Tomó a su hermana por los hombros.
-Por supuesto que no. Este mundo sería un desastre si tú no formaras parte de él.-Temari levantó la vista y la enfocó en Kankuro, quien se encargó de secarle las lágrimas.
-¿En serio?
-Claro. Yo no soportaría vivir sin ti. Además, tienes una obligación como hermana mayor de Gaara.-La pequeña sonrió.
-Es verdad.
-Vamos, hay que volver a casa.-Temari sujetó la mano de su hermano y caminaron un largo trayecto hacia su hogar. Era una casa enorme con tres pisos, piscina, cuatro comedores hechos con la madera más fina, dos salas con los muebles de la más alta calidad, una cocina inmensa labrada con los materiales más caros de la industria, y ni qué decir de las habitaciones; cada una con un ropero gigantesco, baño propio y camas dobles.

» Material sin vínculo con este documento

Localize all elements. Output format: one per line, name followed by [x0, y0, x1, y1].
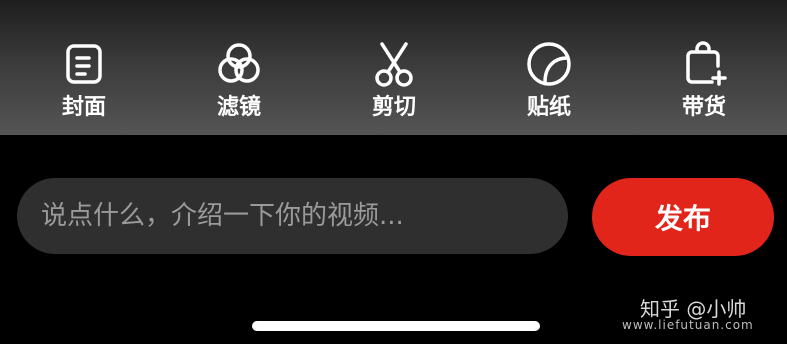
- cover-icon: [66, 44, 102, 84]
- tool-sticker[interactable]: 贴纸: [494, 40, 604, 130]
- tool-cover[interactable]: 封面: [29, 40, 139, 130]
- editing-toolbar: 封面 滤镜 剪切 贴纸 带货: [0, 0, 787, 135]
- home-indicator[interactable]: [252, 321, 540, 331]
- sticker-icon: [527, 42, 571, 86]
- tool-sell-goods-label: 带货: [681, 95, 726, 120]
- tool-sell-goods[interactable]: 带货: [649, 40, 759, 130]
- tool-filter[interactable]: 滤镜: [184, 40, 294, 130]
- shopping-bag-add-icon: [686, 41, 727, 86]
- filter-icon: [218, 43, 260, 83]
- publish-button[interactable]: 发布: [592, 178, 774, 256]
- tool-cut[interactable]: 剪切: [339, 40, 449, 130]
- watermark-url: www.liefutuan.com: [622, 318, 754, 332]
- tool-filter-label: 滤镜: [216, 95, 261, 120]
- scissors-icon: [375, 42, 413, 87]
- tool-cut-label: 剪切: [371, 95, 416, 120]
- description-input[interactable]: [17, 178, 568, 254]
- tool-sticker-label: 贴纸: [526, 95, 571, 120]
- tool-cover-label: 封面: [61, 95, 106, 120]
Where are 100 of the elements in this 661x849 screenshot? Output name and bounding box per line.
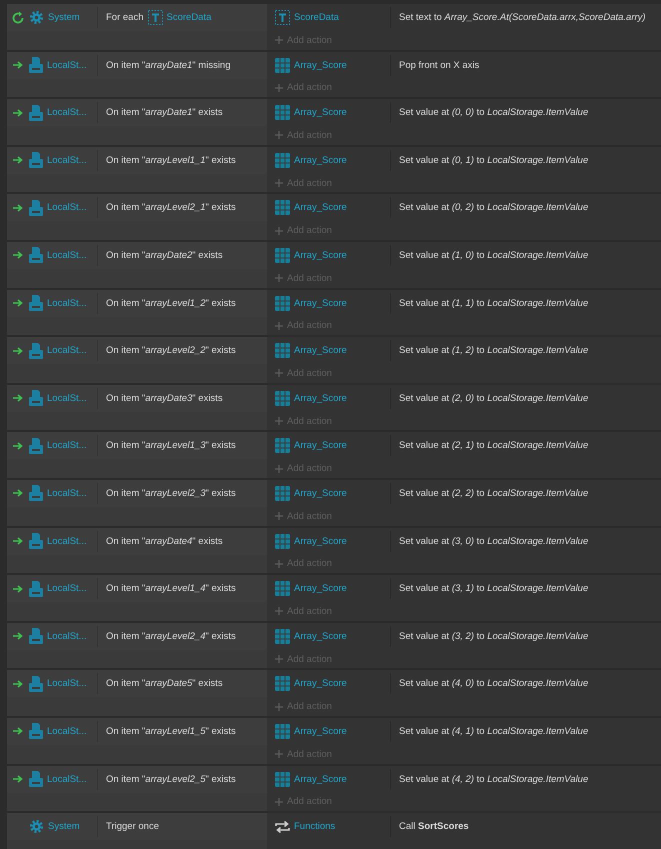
trigger-arrow-icon <box>13 584 23 593</box>
grid-icon <box>275 534 290 549</box>
plus-icon <box>275 750 283 758</box>
object-name: LocalSt... <box>47 345 87 356</box>
storage-icon <box>29 200 43 216</box>
action-row[interactable]: Array_Score Set value at (2, 1) to LocalStorage.ItemValue <box>267 432 661 460</box>
action-row[interactable]: Array_Score Set value at (4, 1) to LocalStorage.ItemValue <box>267 718 661 745</box>
action-text: Set value at (4, 2) to LocalStorage.ItemValue <box>398 774 588 784</box>
plus-icon <box>275 274 283 282</box>
event-condition-block[interactable]: LocalSt... On item "arrayLevel1_1" exists <box>7 146 267 192</box>
object-name: Array_Score <box>294 250 347 261</box>
action-text: Set text to Array_Score.At(ScoreData.arrx,ScoreData.arry) <box>398 12 646 23</box>
event-condition-block[interactable]: LocalSt... On item "arrayDate3" exists <box>7 384 267 430</box>
condition-text: On item "arrayLevel1_4" exists <box>105 583 236 594</box>
grid-icon <box>275 296 290 311</box>
plus-icon <box>275 702 283 711</box>
grid-icon <box>275 581 290 596</box>
action-row[interactable]: Array_Score Set value at (2, 2) to LocalStorage.ItemValue <box>267 480 661 507</box>
trigger-arrow-icon <box>13 108 23 117</box>
event-condition-block[interactable]: LocalSt... On item "arrayDate5" exists <box>7 670 267 716</box>
condition-text: On item "arrayLevel2_2" exists <box>105 345 236 356</box>
action-text: Set value at (0, 2) to LocalStorage.ItemValue <box>398 202 588 214</box>
event-condition-block[interactable]: System Trigger once <box>7 813 267 849</box>
condition-text: On item "arrayLevel2_4" exists <box>105 630 236 642</box>
object-name: Array_Score <box>294 202 347 214</box>
event-condition-block[interactable]: LocalSt... On item "arrayLevel2_4" exists <box>7 622 267 668</box>
grid-icon <box>275 343 290 358</box>
action-row[interactable]: Array_Score Set value at (0, 0) to LocalStorage.ItemValue <box>267 99 661 126</box>
object-name: LocalSt... <box>47 630 87 642</box>
object-name: Array_Score <box>294 107 347 118</box>
action-row[interactable]: Array_Score Set value at (1, 0) to LocalStorage.ItemValue <box>267 242 661 269</box>
gear-icon <box>29 10 44 25</box>
action-row[interactable]: Array_Score Set value at (3, 1) to LocalStorage.ItemValue <box>267 575 661 602</box>
object-name: LocalSt... <box>47 202 87 214</box>
plus-icon <box>275 226 283 235</box>
storage-icon <box>29 723 43 740</box>
event-condition-block[interactable]: LocalSt... On item "arrayLevel1_4" exists <box>7 575 267 621</box>
event-condition-block[interactable]: LocalSt... On item "arrayDate4" exists <box>7 528 267 574</box>
event-condition-block[interactable]: LocalSt... On item "arrayLevel1_2" exists <box>7 290 267 336</box>
trigger-arrow-icon <box>13 775 23 783</box>
object-name: LocalSt... <box>47 774 87 784</box>
action-text: Set value at (3, 0) to LocalStorage.ItemValue <box>398 536 588 547</box>
action-row[interactable]: ScoreData Set text to Array_Score.At(ScoreData.arrx,ScoreData.arry) <box>267 4 661 31</box>
action-row[interactable]: Array_Score Set value at (1, 1) to LocalStorage.ItemValue <box>267 290 661 317</box>
action-text: Set value at (0, 1) to LocalStorage.ItemValue <box>398 154 588 166</box>
action-text: Call SortScores <box>398 821 469 832</box>
action-row[interactable]: Array_Score Set value at (0, 1) to LocalStorage.ItemValue <box>267 146 661 174</box>
condition-text: On item "arrayDate1" missing <box>105 60 230 71</box>
grid-icon <box>275 390 290 406</box>
plus-icon <box>275 131 283 140</box>
event-condition-block[interactable]: LocalSt... On item "arrayLevel1_5" exists <box>7 718 267 764</box>
object-name: System <box>48 12 80 23</box>
condition-text: On item "arrayLevel1_1" exists <box>105 154 236 166</box>
action-row[interactable]: Array_Score Set value at (4, 0) to LocalStorage.ItemValue <box>267 670 661 698</box>
action-text: Set value at (2, 2) to LocalStorage.ItemValue <box>398 488 588 499</box>
event-condition-block[interactable]: LocalSt... On item "arrayDate1" missing <box>7 52 267 98</box>
event-condition-block[interactable]: LocalSt... On item "arrayLevel2_1" exists <box>7 194 267 240</box>
object-name: Array_Score <box>294 440 347 452</box>
grid-icon <box>275 152 290 168</box>
event-condition-block[interactable]: LocalSt... On item "arrayDate2" exists <box>7 242 267 288</box>
event-condition-block[interactable]: LocalSt... On item "arrayLevel2_2" exists <box>7 337 267 383</box>
action-text: Set value at (1, 2) to LocalStorage.ItemValue <box>398 345 588 356</box>
object-name: Array_Score <box>294 630 347 642</box>
trigger-arrow-icon <box>13 442 23 450</box>
action-row[interactable]: Array_Score Pop front on X axis <box>267 52 661 79</box>
trigger-arrow-icon <box>13 61 23 70</box>
grid-icon <box>275 248 290 263</box>
action-row[interactable]: Array_Score Set value at (0, 2) to LocalStorage.ItemValue <box>267 194 661 222</box>
object-name: LocalSt... <box>47 536 87 547</box>
event-condition-block[interactable]: LocalSt... On item "arrayLevel2_5" exists <box>7 766 267 812</box>
object-name: Array_Score <box>294 345 347 356</box>
storage-icon <box>29 152 43 168</box>
action-row[interactable]: Array_Score Set value at (1, 2) to LocalStorage.ItemValue <box>267 337 661 364</box>
storage-icon <box>29 676 43 692</box>
action-text: Set value at (4, 0) to LocalStorage.ItemValue <box>398 678 588 690</box>
object-name: LocalSt... <box>47 392 87 404</box>
event-condition-block[interactable]: System For each ScoreData <box>7 4 267 50</box>
object-name: LocalSt... <box>47 488 87 499</box>
plus-icon <box>275 512 283 520</box>
storage-icon <box>29 295 43 312</box>
object-name: LocalSt... <box>47 250 87 261</box>
event-condition-block[interactable]: LocalSt... On item "arrayDate1" exists <box>7 99 267 145</box>
action-row[interactable]: Array_Score Set value at (4, 2) to LocalStorage.ItemValue <box>267 766 661 792</box>
storage-icon <box>29 533 43 550</box>
action-row[interactable]: Array_Score Set value at (3, 2) to LocalStorage.ItemValue <box>267 622 661 650</box>
grid-icon <box>275 724 290 739</box>
event-condition-block[interactable]: LocalSt... On item "arrayLevel2_3" exists <box>7 480 267 526</box>
plus-icon <box>275 179 283 188</box>
event-condition-block[interactable]: LocalSt... On item "arrayLevel1_3" exists <box>7 432 267 478</box>
storage-icon <box>29 485 43 502</box>
trigger-arrow-icon <box>13 489 23 498</box>
text-object-icon <box>148 10 162 25</box>
action-row[interactable]: Array_Score Set value at (2, 0) to LocalStorage.ItemValue <box>267 384 661 412</box>
action-text: Set value at (3, 2) to LocalStorage.ItemValue <box>398 630 588 642</box>
storage-icon <box>29 628 43 644</box>
action-row[interactable]: Array_Score Set value at (3, 0) to LocalStorage.ItemValue <box>267 528 661 555</box>
object-name: Array_Score <box>294 726 347 737</box>
grid-icon <box>275 486 290 501</box>
object-name: LocalSt... <box>47 440 87 452</box>
plus-icon <box>275 322 283 330</box>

Parecía más una mansión que una casa.
Cuando llegaron, Kankuro abrió la puerta, sin poder creer que su padre, Sabaku No Rasa, uno de los empresarios más poderosos y ricos del país, se encontrara allí.
Al verlo, tragó saliva y apretó la mano de su hermana.
El señor yacía en el sofá revisando en el periódico las últimas noticias. Lo hizo a un lado y observó a sus hijos.
Se levantó del asiento y caminó con calma y frialdad hacia ellos.
-Temari, ¿me podrías explicar por qué no apareciste durante casi toda la tarde?-La rubia agachó la mirada muerta de miedo sin saber cómo responder.
-Padre, no la regañes. Ella no estaba haciendo nada malo.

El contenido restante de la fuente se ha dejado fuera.